I winced at his screech. “Of course I do. But it wasn’t any more dangerous than living on the streets for four years. First Devon, now you. It seems like all anyone ever does around here is tell me what I shouldn’t do.”

“Well, maybe you should listen to us,” Oscar sniped back. “Because we’ve been doing this a lot longer than you have, cupcake. Call me crazy, but I’m not in a hurry for you to get yourself killed, especially not over a piece of scum like Victor Draconi.”

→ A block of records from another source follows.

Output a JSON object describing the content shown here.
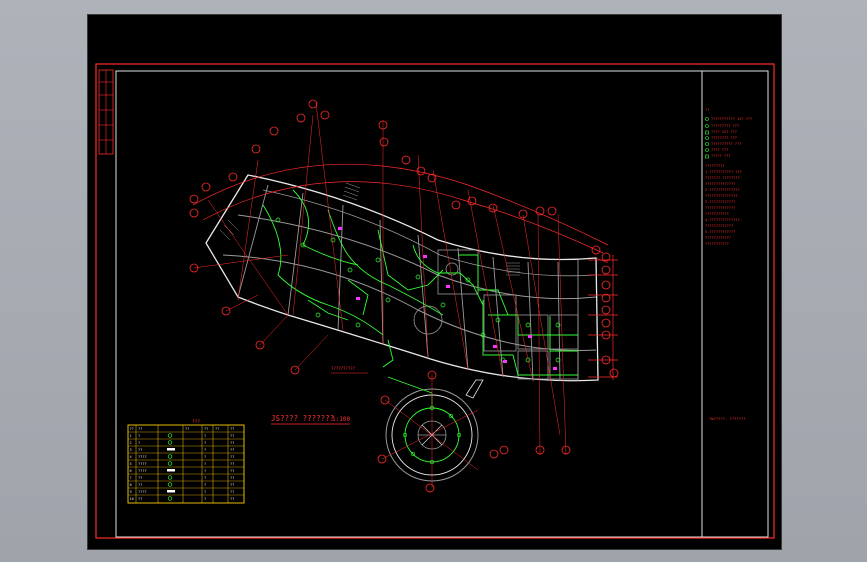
{
  "drawing": {
    "plan_title": "JS???? ???????",
    "scale": "1:100",
    "stamp_text": "??????????",
    "footer_label": "?ю?????- ???????",
    "legend_table": {
      "title": "???",
      "header": [
        "??",
        "??",
        "??",
        "??",
        "??",
        "??"
      ],
      "rows": [
        [
          "1",
          "?",
          "",
          "?",
          "",
          "??"
        ],
        [
          "2",
          "?",
          "",
          "?",
          "",
          "??"
        ],
        [
          "3",
          "??",
          "",
          "?",
          "",
          "??"
        ],
        [
          "4",
          "????",
          "",
          "?",
          "",
          "??"
        ],
        [
          "5",
          "????",
          "",
          "?",
          "",
          "??"
        ],
        [
          "6",
          "????",
          "",
          "?",
          "",
          "??"
        ],
        [
          "7",
          "??",
          "",
          "?",
          "",
          "??"
        ],
        [
          "8",
          "??",
          "",
          "?",
          "",
          "??"
        ],
        [
          "9",
          "????",
          "",
          "?",
          "",
          "??"
        ],
        [
          "10",
          "??",
          "",
          "?",
          "",
          "??"
        ]
      ]
    },
    "notes": {
      "heading": "??",
      "items": [
        "??????????? 12?  ???",
        "????????? ???",
        "???? 12?  ???",
        "???????? ???",
        "?????????? ???",
        "???? ???",
        "????? ???"
      ],
      "sub_heading": "?????????",
      "paragraph": [
        "1.??????????? ???",
        "  ??????? ????????",
        "  ??????????????",
        "2.??????????????",
        "  ???????????????",
        "3.????????????",
        "  ??????????????",
        "  ???????????",
        "4.??????????????",
        "  ?????????????",
        "5.????????????",
        "  ????????????",
        "  ???????????"
      ]
    }
  }
}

I winced, this time at my own stupid thoughtlessness. Oscar had lost a lot of friends to the Draconis over the years, so he was a bit sensitive about my putting myself in danger. In a way, the pixie and I were just alike. We didn’t want to care too much about people because we knew how easily they could be taken away from us—and how much it hurt when your heart was broken over and over again.

“Oscar, I’m sorry. I didn’t meant to worry you—”

“Forget it,” he spat out. “I don’t care to hear your lame-ass apology right now.”

The pixie glared at me, then slapped his cowboy hat back onto his head, stormed into his trailer, and used one of his boots to kick the door shut behind him. The resulting bang was hard enough to rattle the trailer windows and make a few more loose shingles slip off the roof and drop down onto the lawn. A few seconds later, Oscar turned his music up as loud as it would go, assaulting my ears with the twangy tunes.

I sighed. So far tonight, I’d fought with Deah, Felix, and Devon, and now Oscar was upset too. Plus, I still had no idea what Victor was really up to, I’d gotten some creepy, cryptic warning from Seleste Draconi, who might or might not be able to see the future, and I’d stumbled upon a mass grave full of tortured, murdered monsters.

Perfect end to a perfectly miserable day.